I believe that euthanasia laws are wrongheaded for a variety of reasons, but that is not my concern here. As a pastor and a former Hospice Spiritual Care Coordinator, I’m bothered by the idea that a person’s death will lack dignity unless she short-circuits the dying process by artificial means. The implication is that people who die in great pain and those who live without the ability to handle their personal care have lost their dignity.
I think of a red-headed kid named Farmer in our school. He was a few years older than me. He went off to Vietnam and died there, probably in the jungle somewhere, in pain and gasping for breath. They sent his body home in a box. But is anyone going to say that he died without dignity?

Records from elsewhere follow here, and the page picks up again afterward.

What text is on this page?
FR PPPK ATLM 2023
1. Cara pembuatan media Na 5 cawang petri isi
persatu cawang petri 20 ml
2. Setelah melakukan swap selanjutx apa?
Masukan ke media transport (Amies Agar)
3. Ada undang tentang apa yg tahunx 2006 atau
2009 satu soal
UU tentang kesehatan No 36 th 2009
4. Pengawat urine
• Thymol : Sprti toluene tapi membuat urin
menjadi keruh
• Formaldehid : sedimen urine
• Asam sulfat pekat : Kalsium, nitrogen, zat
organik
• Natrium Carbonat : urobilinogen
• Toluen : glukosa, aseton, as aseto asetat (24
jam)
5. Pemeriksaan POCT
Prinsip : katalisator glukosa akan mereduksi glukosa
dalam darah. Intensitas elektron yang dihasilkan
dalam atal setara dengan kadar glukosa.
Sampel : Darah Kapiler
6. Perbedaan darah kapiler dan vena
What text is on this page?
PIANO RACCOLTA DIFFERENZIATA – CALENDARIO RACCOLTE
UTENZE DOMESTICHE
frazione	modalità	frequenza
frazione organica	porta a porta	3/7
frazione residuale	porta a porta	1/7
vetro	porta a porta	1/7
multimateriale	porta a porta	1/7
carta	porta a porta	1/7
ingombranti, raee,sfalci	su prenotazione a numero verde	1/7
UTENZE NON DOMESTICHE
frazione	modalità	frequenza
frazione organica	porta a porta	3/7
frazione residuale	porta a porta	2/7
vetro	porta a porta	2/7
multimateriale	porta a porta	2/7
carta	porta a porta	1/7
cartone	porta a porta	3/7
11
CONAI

Over the years, I have been with many people during the last few hours of their lives on earth. I’ve prayed for them in the struggle. Occasionally I’ve closed their eyes when they’ve died. There was the mother and grandmother, surrounded by family and friends, who whispered her love to all while she still could. An hour or so later, she died.
There was my friend who died in the hospital, with her children and grandchildren around her bed. She was restless and agitated when I arrived. I encouraged her family, as I often have done, to tell stories about how they grew up, especially stories about their mom and grandma. It was a beautiful thing to see: the family laughing, crying, sharing one story after another for perhaps forty minutes. I kept looking at my friend. I saw her quiet down. Her breathing became regular, and then softer. She slipped into eternity in the presence of her family, to the accompaniment of their stories of love.
Then there was the man who, when I first met him, treated me like the harbinger of death. But in time he came to accept me and to accept the fact of death’s approach. He began to laugh again. He told friends how he’d overcome his fears. He died in his own home, surrounded by the people who loved and cared for him, in peace.
I think of others. The man who died from complications related to the AIDS virus. The man who smoked a filter-less cigarette, maybe an inch long, around his oxygen hose. Occasionally, the cigarette would flare, and I thought we were all going to meet our Maker. But he listened attentively to the story of God’s love and died a day or two later in peace.
There was my own dad: a two-fisted Marine who never backed down from a fight, but couldn’t beat the lung cancer that attacked him. After coming to faith, he had become gentler and kinder, but he remained as strong as ever. When, a few days before he died, I asked him if he was afraid, he answered (in words I’d heard many times growing up): “I can do this standing on my head.”
There was my own mother, who lingered in her final illness. I asked God to spare her, but her trial continued. And yet she never lost faith or hope. Nor did she lose her sense of humor. She was joking with the Hospice nurse on the day she died.
Don’t tell me these people died without dignity. They lived with courage and died in ways that evoked respect and assured their families of their love. Though I disagree with those who support physician-assisted suicide, I understand their reasons and respect their opinions. But please call it what it is, not by some euphemism that implies that these people, and millions like them, had no dignity when they died.